In early 2012 Spike and Chunsoft had a merger into, er, Spike Chunsoft. They had been owned by the same conglomerate as far back as 2005, but this merger seemed apt; Virtue's Last Reward takes on many thematic elements from 999 and Dangan Ronpa. It has an outstanding pedigree, and it shows.

You play as Sigma, a seemingly ordinary university student who, on December 25th of 2028, finds himself suddenly kidnapped and trapped within a giant warehouse with 8 others. The reason? To play the Nonary Game: Ambidex Edition. Escape will only be granted to those who can successfully amass 9 Points, gained by allying with fellow players... or betraying them.

As with its prequel, Virtue's Last Reward is incredibly verbose, but offsets its novel sections with 'escape the room' puzzles. However, this time everything has been kicked up a notch. There are so many possible branching paths to the plot, a function to jump between checkpoints in the game was mercifully added. Puzzle rooms have bonus challenges that give secret files. They explain the game's backstory, in a... disarmingly casual fashion. Getting these bonus rewards requires some lateral thinking, and are definitely rewarding to solve.

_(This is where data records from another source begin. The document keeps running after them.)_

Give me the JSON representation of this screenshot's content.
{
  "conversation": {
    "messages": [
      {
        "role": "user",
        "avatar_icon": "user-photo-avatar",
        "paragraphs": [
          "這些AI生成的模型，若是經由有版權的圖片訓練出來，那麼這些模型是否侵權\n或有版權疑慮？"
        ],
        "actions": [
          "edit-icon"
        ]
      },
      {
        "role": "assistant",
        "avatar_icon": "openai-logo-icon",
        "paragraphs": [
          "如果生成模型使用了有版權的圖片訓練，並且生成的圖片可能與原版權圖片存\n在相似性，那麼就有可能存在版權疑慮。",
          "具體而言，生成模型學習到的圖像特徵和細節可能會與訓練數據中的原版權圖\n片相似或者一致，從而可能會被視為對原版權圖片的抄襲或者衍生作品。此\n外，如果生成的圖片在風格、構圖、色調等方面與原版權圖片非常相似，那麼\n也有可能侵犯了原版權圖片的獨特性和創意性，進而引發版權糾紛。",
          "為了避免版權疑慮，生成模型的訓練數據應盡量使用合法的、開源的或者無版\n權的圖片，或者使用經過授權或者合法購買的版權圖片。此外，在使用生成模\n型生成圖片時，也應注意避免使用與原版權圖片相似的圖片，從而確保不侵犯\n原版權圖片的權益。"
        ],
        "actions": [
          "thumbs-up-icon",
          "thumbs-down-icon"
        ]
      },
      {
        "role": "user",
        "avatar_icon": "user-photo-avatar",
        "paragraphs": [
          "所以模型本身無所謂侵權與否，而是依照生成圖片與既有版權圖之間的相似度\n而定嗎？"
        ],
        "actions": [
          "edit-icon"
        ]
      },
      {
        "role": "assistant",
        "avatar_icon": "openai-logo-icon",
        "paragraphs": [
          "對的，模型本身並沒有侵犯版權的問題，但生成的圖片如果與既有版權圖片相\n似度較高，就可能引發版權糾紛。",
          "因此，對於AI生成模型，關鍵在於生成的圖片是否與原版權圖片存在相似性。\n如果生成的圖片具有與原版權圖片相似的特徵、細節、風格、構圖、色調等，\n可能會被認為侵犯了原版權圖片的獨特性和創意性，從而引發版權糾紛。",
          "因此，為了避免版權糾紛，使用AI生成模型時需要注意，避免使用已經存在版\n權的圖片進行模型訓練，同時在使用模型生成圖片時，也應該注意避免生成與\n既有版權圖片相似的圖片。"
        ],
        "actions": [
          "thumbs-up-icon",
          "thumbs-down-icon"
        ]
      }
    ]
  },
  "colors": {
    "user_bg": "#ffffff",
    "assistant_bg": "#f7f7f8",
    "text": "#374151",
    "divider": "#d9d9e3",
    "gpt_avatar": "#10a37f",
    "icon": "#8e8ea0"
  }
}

Alice from Virtue's Last RewardThe characters are also a joy to get to know. The character designs have a mixture of hits and misses (the character artist, Kinu Nishimura, often adds fanservice to her art, and some of VLR's characters get more than their fair share (as seen to the left); but all of them grow over the course of the game, some in unexpected ways. The voice acting for the European version is Japanese-only (the NA release had an optional English dub), but they all suit the characters well; especially the evil AI that hosts the Nonary Game, Zero III (his inclusion is very similar to that of Monobear in Dangan Ronpa).

The challenging puzzles and compelling plot had me playing every night; staying up until ridiculous hours finding my way out of a locked pantry and deciding whether or not to betray my team mates on this play through. But as I progressed, cracks began to appear in VLR's veneer.

At first they were silly, easily ignored things. The localisation of the text often strays from what's said in Japanese, and noticing when the two don't match up is a little jarring. During puzzles, the framerate stutters when you rotate the camera. The script insists on writing 'donno' instead of 'dunno', along with a number of silly typos in general.

And then there were the save corruption issues.

It was a problem known about in the American 3DS release. There was a bug that could corrupt your save file if you saved in the middle of certain puzzle rooms. This was annoying, but easily avoided. After the EU release, that warning was extended to all puzzle rooms. This was considerably more concerning; but still avoidable.

But then, after around 20 hours of playtime, I decided to take a break. I was nowhere near a puzzle room, so I felt I was safe. Not so. When I next boot up my game and try to load my save, I was greeted with a black screen. My 3DS had crashed. Two-thirds of the way through a great game, and my journey was over.

It brought about an odd feeling inside me. I had pre-ordered and happily laid down my £30 to play a game that would unlikely see Europe's shores. The game was engrossing and compelling enough to lose many, many hours of sleep. I would have given the European publishers, Rising Star Games, money up front if it guaranteed games like this to be consistently released over here. But at the end of the day, I had paid £30 for a game that didn't work.

I'm still not sure how to make peace with that. At time of writing, Rising Star Games have gone on record to say that they are aware of the problem; but nothing regarding what they're going to do about it. 3DS games can be patched (It happened with Mario Kart 7 not too long ago); but who knows if the same will happen here. Until some concrete action has been taken, please hold off on enjoying Virtue's Last Reward. Getting obscure releases is wonderful; but only if they actually work as intended.